The inaugural Swisse Wellness Survey highlights the “massive disconnect” between perceptions and reality for most Australians on three key indicators of good health – movement, nutrition and mental health.
The survey in partnership with Nielsen hopes to gain a deeper understanding of Australians health perceptions, behaviours, barriers and information sourcing.
The survey found that 72 per cent of Australians rated their diet as good to excellent, however, only 6 per cent were eating recommended intakes of vegetables, 5 per cent were eating recommended intakes of dairy, and 30 per cent were eating recommended intakes of fruit.

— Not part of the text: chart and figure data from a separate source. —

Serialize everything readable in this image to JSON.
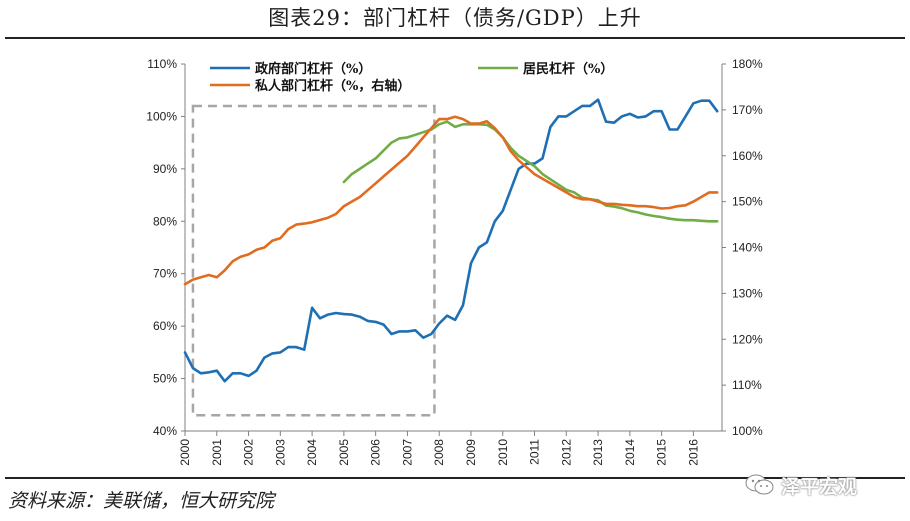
{
  "title": "图表29：部门杠杆（债务/GDP）上升",
  "source": "资料来源：美联储，恒大研究院",
  "watermark": {
    "text": "泽平宏观",
    "icon": "wechat-icon"
  },
  "chart_data": {
    "type": "line",
    "title": "图表29：部门杠杆（债务/GDP）上升",
    "x_range": [
      2000,
      2016.75
    ],
    "x_ticks": [
      "2000",
      "2001",
      "2002",
      "2003",
      "2004",
      "2005",
      "2006",
      "2007",
      "2008",
      "2009",
      "2010",
      "2011",
      "2012",
      "2013",
      "2014",
      "2015",
      "2016"
    ],
    "y_left": {
      "ylim": [
        40,
        110
      ],
      "ticks": [
        "40%",
        "50%",
        "60%",
        "70%",
        "80%",
        "90%",
        "100%",
        "110%"
      ]
    },
    "y_right": {
      "ylim": [
        100,
        180
      ],
      "ticks": [
        "100%",
        "110%",
        "120%",
        "130%",
        "140%",
        "150%",
        "160%",
        "170%",
        "180%"
      ]
    },
    "highlight_box": {
      "x_from": 2000.25,
      "x_to": 2007.85,
      "y_from": 43,
      "y_to": 102,
      "style": "dashed",
      "color": "#a6a6a6"
    },
    "series": [
      {
        "name": "政府部门杠杆（%）",
        "axis": "left",
        "color": "#1f6fb5",
        "points": [
          [
            2000,
            55
          ],
          [
            2000.25,
            52
          ],
          [
            2000.5,
            51
          ],
          [
            2000.75,
            51.2
          ],
          [
            2001,
            51.5
          ],
          [
            2001.25,
            49.5
          ],
          [
            2001.5,
            51
          ],
          [
            2001.75,
            51
          ],
          [
            2002,
            50.5
          ],
          [
            2002.25,
            51.5
          ],
          [
            2002.5,
            54
          ],
          [
            2002.75,
            54.8
          ],
          [
            2003,
            55
          ],
          [
            2003.25,
            56
          ],
          [
            2003.5,
            56
          ],
          [
            2003.75,
            55.5
          ],
          [
            2004,
            63.5
          ],
          [
            2004.25,
            61.5
          ],
          [
            2004.5,
            62.2
          ],
          [
            2004.75,
            62.5
          ],
          [
            2005,
            62.3
          ],
          [
            2005.25,
            62.2
          ],
          [
            2005.5,
            61.8
          ],
          [
            2005.75,
            61
          ],
          [
            2006,
            60.8
          ],
          [
            2006.25,
            60.3
          ],
          [
            2006.5,
            58.5
          ],
          [
            2006.75,
            59
          ],
          [
            2007,
            59
          ],
          [
            2007.25,
            59.2
          ],
          [
            2007.5,
            57.8
          ],
          [
            2007.75,
            58.5
          ],
          [
            2008,
            60.5
          ],
          [
            2008.25,
            62
          ],
          [
            2008.5,
            61.2
          ],
          [
            2008.75,
            64
          ],
          [
            2009,
            72
          ],
          [
            2009.25,
            75
          ],
          [
            2009.5,
            76
          ],
          [
            2009.75,
            80
          ],
          [
            2010,
            82
          ],
          [
            2010.25,
            86
          ],
          [
            2010.5,
            90
          ],
          [
            2010.75,
            91
          ],
          [
            2011,
            91
          ],
          [
            2011.25,
            92
          ],
          [
            2011.5,
            98
          ],
          [
            2011.75,
            100
          ],
          [
            2012,
            100
          ],
          [
            2012.25,
            101
          ],
          [
            2012.5,
            102
          ],
          [
            2012.75,
            102
          ],
          [
            2013,
            103.2
          ],
          [
            2013.25,
            99
          ],
          [
            2013.5,
            98.8
          ],
          [
            2013.75,
            100
          ],
          [
            2014,
            100.5
          ],
          [
            2014.25,
            99.8
          ],
          [
            2014.5,
            100
          ],
          [
            2014.75,
            101
          ],
          [
            2015,
            101
          ],
          [
            2015.25,
            97.5
          ],
          [
            2015.5,
            97.5
          ],
          [
            2015.75,
            100
          ],
          [
            2016,
            102.5
          ],
          [
            2016.25,
            103
          ],
          [
            2016.5,
            103
          ],
          [
            2016.75,
            101
          ]
        ]
      },
      {
        "name": "居民杠杆（%）",
        "axis": "left",
        "color": "#70ad47",
        "points": [
          [
            2005,
            87.5
          ],
          [
            2005.25,
            89
          ],
          [
            2005.5,
            90
          ],
          [
            2005.75,
            91
          ],
          [
            2006,
            92
          ],
          [
            2006.25,
            93.5
          ],
          [
            2006.5,
            95
          ],
          [
            2006.75,
            95.8
          ],
          [
            2007,
            96
          ],
          [
            2007.25,
            96.5
          ],
          [
            2007.5,
            97
          ],
          [
            2007.75,
            97.5
          ],
          [
            2008,
            98.5
          ],
          [
            2008.25,
            99
          ],
          [
            2008.5,
            98
          ],
          [
            2008.75,
            98.5
          ],
          [
            2009,
            98.5
          ],
          [
            2009.25,
            98.5
          ],
          [
            2009.5,
            98.4
          ],
          [
            2009.75,
            97.5
          ],
          [
            2010,
            96
          ],
          [
            2010.25,
            94
          ],
          [
            2010.5,
            92.5
          ],
          [
            2010.75,
            91.5
          ],
          [
            2011,
            90.5
          ],
          [
            2011.25,
            89
          ],
          [
            2011.5,
            88
          ],
          [
            2011.75,
            87
          ],
          [
            2012,
            86
          ],
          [
            2012.25,
            85.5
          ],
          [
            2012.5,
            84.5
          ],
          [
            2012.75,
            84.2
          ],
          [
            2013,
            84
          ],
          [
            2013.25,
            83
          ],
          [
            2013.5,
            82.8
          ],
          [
            2013.75,
            82.5
          ],
          [
            2014,
            82
          ],
          [
            2014.25,
            81.7
          ],
          [
            2014.5,
            81.3
          ],
          [
            2014.75,
            81
          ],
          [
            2015,
            80.8
          ],
          [
            2015.25,
            80.5
          ],
          [
            2015.5,
            80.3
          ],
          [
            2015.75,
            80.2
          ],
          [
            2016,
            80.2
          ],
          [
            2016.25,
            80.1
          ],
          [
            2016.5,
            80
          ],
          [
            2016.75,
            80
          ]
        ]
      },
      {
        "name": "私人部门杠杆（%，右轴）",
        "axis": "right",
        "color": "#e06c1f",
        "points": [
          [
            2000,
            132
          ],
          [
            2000.25,
            133
          ],
          [
            2000.5,
            133.5
          ],
          [
            2000.75,
            134
          ],
          [
            2001,
            133.5
          ],
          [
            2001.25,
            135
          ],
          [
            2001.5,
            137
          ],
          [
            2001.75,
            138
          ],
          [
            2002,
            138.5
          ],
          [
            2002.25,
            139.5
          ],
          [
            2002.5,
            140
          ],
          [
            2002.75,
            141.5
          ],
          [
            2003,
            142
          ],
          [
            2003.25,
            144
          ],
          [
            2003.5,
            145
          ],
          [
            2003.75,
            145.2
          ],
          [
            2004,
            145.5
          ],
          [
            2004.25,
            146
          ],
          [
            2004.5,
            146.5
          ],
          [
            2004.75,
            147.3
          ],
          [
            2005,
            149
          ],
          [
            2005.25,
            150
          ],
          [
            2005.5,
            151
          ],
          [
            2005.75,
            152.5
          ],
          [
            2006,
            154
          ],
          [
            2006.25,
            155.5
          ],
          [
            2006.5,
            157
          ],
          [
            2006.75,
            158.5
          ],
          [
            2007,
            160
          ],
          [
            2007.25,
            162
          ],
          [
            2007.5,
            164
          ],
          [
            2007.75,
            166
          ],
          [
            2008,
            168
          ],
          [
            2008.25,
            168
          ],
          [
            2008.5,
            168.5
          ],
          [
            2008.75,
            168
          ],
          [
            2009,
            167
          ],
          [
            2009.25,
            167
          ],
          [
            2009.5,
            167.5
          ],
          [
            2009.75,
            166
          ],
          [
            2010,
            164
          ],
          [
            2010.25,
            161
          ],
          [
            2010.5,
            159
          ],
          [
            2010.75,
            157.5
          ],
          [
            2011,
            156
          ],
          [
            2011.25,
            155
          ],
          [
            2011.5,
            154
          ],
          [
            2011.75,
            153
          ],
          [
            2012,
            152
          ],
          [
            2012.25,
            151
          ],
          [
            2012.5,
            150.5
          ],
          [
            2012.75,
            150.5
          ],
          [
            2013,
            150
          ],
          [
            2013.25,
            149.5
          ],
          [
            2013.5,
            149.5
          ],
          [
            2013.75,
            149.3
          ],
          [
            2014,
            149.2
          ],
          [
            2014.25,
            149
          ],
          [
            2014.5,
            149
          ],
          [
            2014.75,
            148.8
          ],
          [
            2015,
            148.5
          ],
          [
            2015.25,
            148.6
          ],
          [
            2015.5,
            149
          ],
          [
            2015.75,
            149.2
          ],
          [
            2016,
            150
          ],
          [
            2016.25,
            151
          ],
          [
            2016.5,
            152
          ],
          [
            2016.75,
            152
          ]
        ]
      }
    ],
    "legend": {
      "placement": "top",
      "entries": [
        {
          "label": "政府部门杠杆（%）",
          "color": "#1f6fb5"
        },
        {
          "label": "居民杠杆（%）",
          "color": "#70ad47"
        },
        {
          "label": "私人部门杠杆（%，右轴）",
          "color": "#e06c1f"
        }
      ]
    }
  }
}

The survey also unveiled that more than half of Australian adults are not getting enough physical activity. A massive 85 per cent of Australians report low-to-moderate levels of stress and those who report high levels of stress have poorer self-ratings of good mental health.

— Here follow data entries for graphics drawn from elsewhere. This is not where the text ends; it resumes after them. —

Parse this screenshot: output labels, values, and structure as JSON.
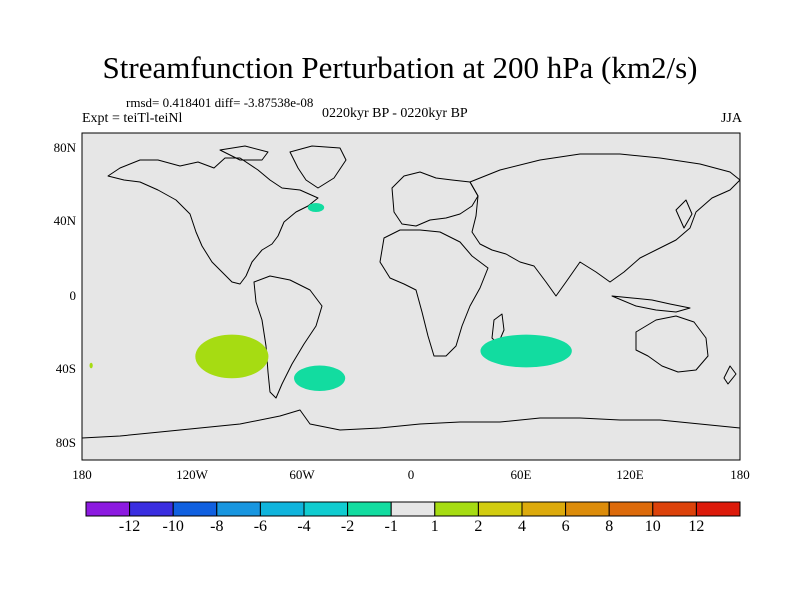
{
  "title": "Streamfunction Perturbation at 200 hPa (km2/s)",
  "stats": "rmsd= 0.418401 diff= -3.87538e-08",
  "experiment": "Expt = teiTl-teiNl",
  "period": "0220kyr BP - 0220kyr BP",
  "season": "JJA",
  "y_ticks": [
    "80N",
    "40N",
    "0",
    "40S",
    "80S"
  ],
  "x_ticks": [
    "180",
    "120W",
    "60W",
    "0",
    "60E",
    "120E",
    "180"
  ],
  "colorbar": {
    "colors": [
      "#8c1ae0",
      "#3a2ee0",
      "#1060e0",
      "#1896e0",
      "#10b4dc",
      "#10ccd0",
      "#12dca0",
      "#e6e6e6",
      "#a6dc12",
      "#d2cc10",
      "#dcaa0c",
      "#dc8c0a",
      "#dc6a0a",
      "#dc420a",
      "#dc1a0a"
    ],
    "labels": [
      "-12",
      "-10",
      "-8",
      "-6",
      "-4",
      "-2",
      "-1",
      "1",
      "2",
      "4",
      "6",
      "8",
      "10",
      "12"
    ]
  },
  "anomalies": [
    {
      "name": "north-atlantic-blob",
      "lon": -52,
      "lat": 49,
      "value_class": "-1 to -2",
      "color": "#12dca0"
    },
    {
      "name": "south-pacific-blob",
      "lon": -98,
      "lat": -33,
      "value_class": "1 to 2",
      "color": "#a6dc12"
    },
    {
      "name": "south-atlantic-blob",
      "lon": -50,
      "lat": -45,
      "value_class": "-1 to -2",
      "color": "#12dca0"
    },
    {
      "name": "indian-ocean-blob",
      "lon": 63,
      "lat": -30,
      "value_class": "-1 to -2",
      "color": "#12dca0"
    },
    {
      "name": "tiny-pacific-dot",
      "lon": -175,
      "lat": -38,
      "value_class": "1 to 2",
      "color": "#a6dc12"
    }
  ],
  "colors": {
    "background": "#e6e6e6",
    "coast": "#000000"
  }
}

The survey demonstrated that sedantary behaviours (watching TV and listening to music) are the most favoured stress-relief techniques by Aussie adults. It is known that both the TV light and alcohol can further affect the ability to sleep.
For the Swisse Wellness Survey, Nielson interviewd 3,002 people from a nationally represenatative sample of Australians aged 18 years and older, according to ABS Statistics based on age, gender and location.

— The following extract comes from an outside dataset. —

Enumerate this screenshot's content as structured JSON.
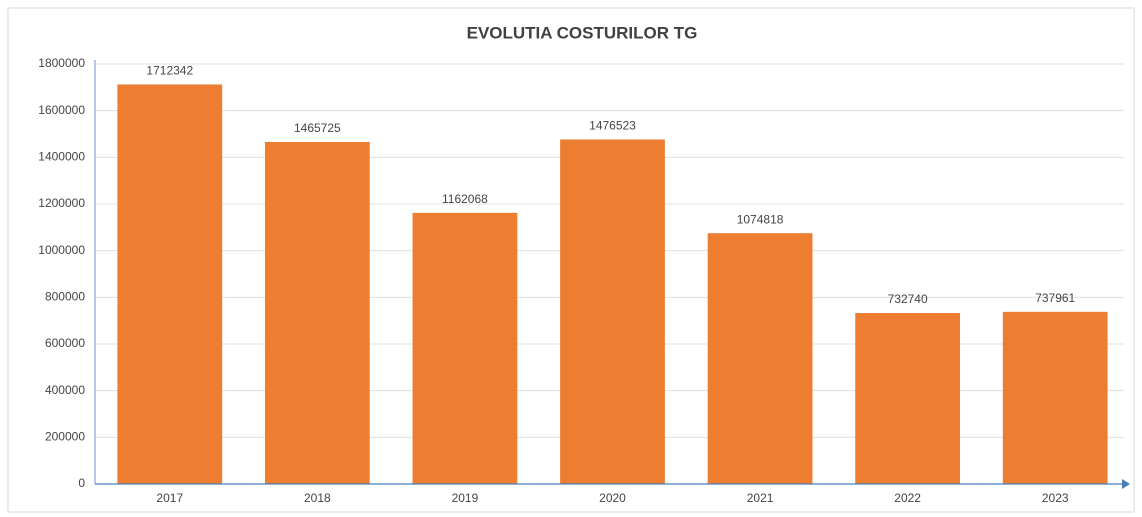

Swisse Wellness managing Director Oliver Horn says, “the survey results will help equip Swisse to better tailor lifestyle initiatives that provide educational information and inpiring support to assist everyone’s health journey.”
The main reasons that are the top barriers for people not eating more vegetables, fruit and dairy was cited as a lack of desire and time, followed by low nutrition recommendation awareness and cost.
Swisse says that Australians are the highest consumers of supplements with 50 per cent preferring to get their nutrients through vitamin and mineral supplements.
Women (56 per cent) and Australians 65+ are more inclined than men and other age segments to take a vitamin or mineral supplement. Only 40 per cent of people prefer to get their nutrition intake from their food rather than a vitamin or supplement with men more inclined to have this attitude than women.
The killer, of course, is sleep, with 60 per cent of Australians saying they would like eight hours of sleep each night, however, only 30 per cent are getting this each week.
Further, only 29 per cent of people know a fair bit or a lot about mindfulness, of these women and those living in cities are most aware. So 61 per cent of who know little about mindfulness are most likely to practice the following mindfulness techniques: listening to music (49 per cent), being accepting of thougts and feelings (44 per cent), exercising (43 per cent), being aware and present in the moment (42 per cent).
Younger people are more likely to listen to music while seniors are more likely to practice living in the moment and being accepting of thoughts and feelings.
People are most likely to turn to healthcare professionals as the number one source of health information, then family and friends, with more women than men and those living in cities over rural and regional locations likley to seek out information.